(RNS) Britain's vote to leave the European Union -- sending economic shockwaves across the globe, driving out the prime minister and crashing the British pound -- has faith leaders facing a new challenge:
How to reconcile this act of national door-slamming on the EU with a religious message of welcoming the stranger and resolving conflicts through dialogue.
Early Friday (June 24), facing news of the victorious vote to leave the EU, Pope Francis and Church of England leaders tied their acknowledgement of "the will of the people" to cautions that care for the vulnerable, wherever they live, must not be forgotten.
Francis told media aboard his papal flight to Armenia that the "leave" vote "requires a great responsibility on the part of all of us to guarantee the good of the people of the United Kingdom as well as the peaceful coexistence of the entire European continent."
"This is what I expect," the pontiff continued, according to The National Catholic Reporter.
Francis in the past had criticized the European Union but still considers it a vital organ for international cooperation, one that should be bolstered not undermined.

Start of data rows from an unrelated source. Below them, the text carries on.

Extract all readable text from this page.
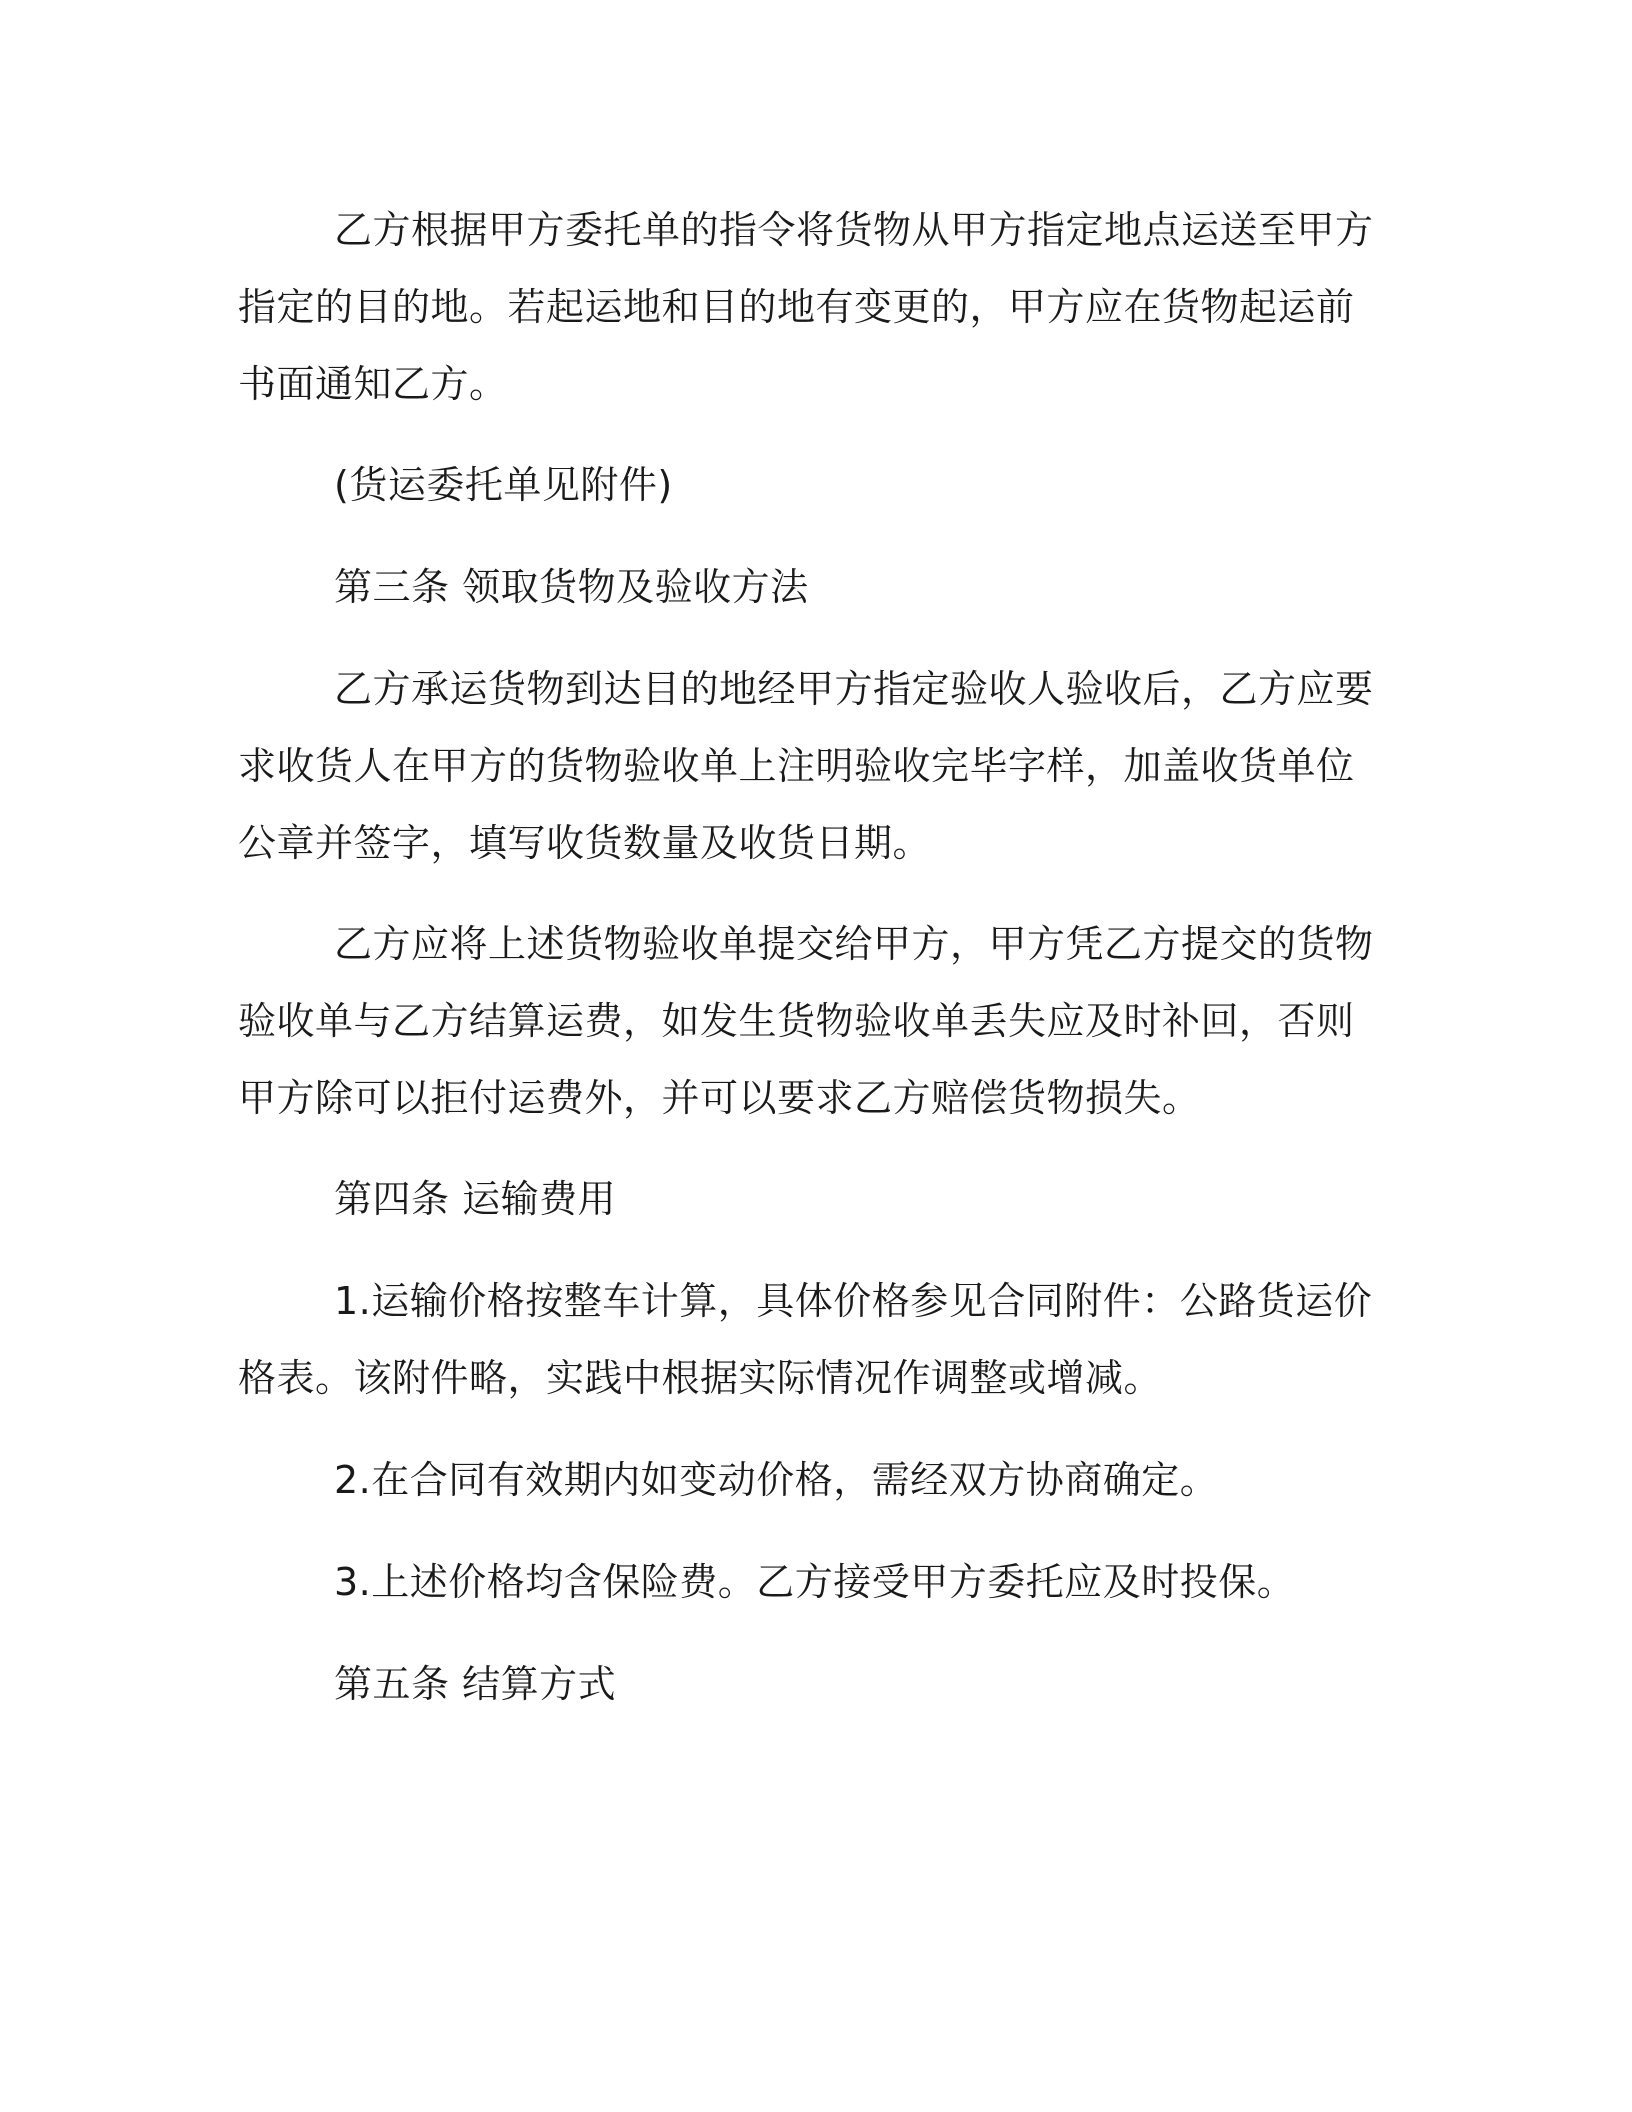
乙方根据甲方委托单的指令将货物从甲方指定地点运送至甲方指定的目的地。若起运地和目的地有变更的，甲方应在货物起运前书面通知乙方。

(货运委托单见附件)

第三条 领取货物及验收方法

乙方承运货物到达目的地经甲方指定验收人验收后，乙方应要求收货人在甲方的货物验收单上注明验收完毕字样，加盖收货单位公章并签字，填写收货数量及收货日期。

乙方应将上述货物验收单提交给甲方，甲方凭乙方提交的货物验收单与乙方结算运费，如发生货物验收单丢失应及时补回，否则甲方除可以拒付运费外，并可以要求乙方赔偿货物损失。

第四条 运输费用

1.运输价格按整车计算，具体价格参见合同附件：公路货运价格表。该附件略，实践中根据实际情况作调整或增减。

2.在合同有效期内如变动价格，需经双方协商确定。

3.上述价格均含保险费。乙方接受甲方委托应及时投保。

第五条 结算方式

Cardinal Vincent Nichols, the archbishop of Westminster and the UK's leading Roman Catholic prelate, called for "respect and civility" as the nation set out in a "demanding" direction, according to a report from Catholic News Agency.
Just a week before the vote, Jo Cox, a member of Parliament and voice for remaining in the EU, was murdered, allegedly by a man screaming "Britain First!" -- the name and rallying cry of a far-right Brexit-backing group.
“We pray that in this process the most vulnerable will be supported and protected, especially those who are easy targets for unscrupulous employers and human traffickers,” said Nichols.
“We pray that our nations will build on our finest traditions of generosity, of welcome for the stranger and shelter for the needy.”
His comments acknowledged the bitterness of the Brexit battle, which underscored strong anti-immigrant sentiment in England that reminded some in the United States of the rhetoric of the U.S. presidential campaign. Lutheran pastor in Denver, Nadia Bolz-Weber tweeted her regrets.
To my UK friends: If the anti-immigrant & fear mongering BS on this side of the pond in any way influenced #Brexit I'm so sorry.
— Nadia Bolz-Weber (@Sarcasticluther) June 24, 2016
Church of England leaders, who largely backed the defeated "Remain" campaign, faced a sharp divide among the faithful from the pews to Parliament.
A joint statement of the Archbishops of Canterbury and York said it was time to “re-imagine both what it means to be the United Kingdom in an interdependent world and what values and virtues should shape and guide our relationships with others,” according to The Telegraph.
“Many of those living among us and alongside us as neighbors, friends and work colleagues come from overseas and some will feel a deep sense of insecurity.
“We must respond by offering reassurance, by cherishing our wonderfully diverse society, and by affirming the unique contribution of each and every one.”
A prominent Catholic theologian who analyzed the bitter campaign said the vote laid out the deep fissures facing not only Britain but all of Europe.
"Each person has thought only of their own interests, egotistical. The ruling class has been like this and also common citizens," the Rev. Timothy Radcliffe, a Dominican priest and theologian, told Italian media.
"The terrible murder of the wonderful MP Jo Cox has brought to light the gap between the establishment and the common people, impoverished and deprived of possibility, whom surrender to the extremism of the right, and respond to difficult situations in which they find themselves with blind violence," Radcliffe said.
But there were also religious voices that rejoiced in Brexit.
The Economist noted that in Northern Ireland, some devoutly evangelical Protestants envision the EU as an instrument of the Antichrist.
They saw the move to leave as a fulfillment of religious prophecy in Revelation 18:4, when evil Babylon falls and a voice from heaven says, "Come out of her, my people, that ye be not partakers of her sins, and that ye receive not of her plagues."
The Economist didn't overlook that some were also attracted to "the prospect of potentially lucrative trade deals with the world's rising powers. Some readers wondered what purpose such economic projects could serve if the end times are so close."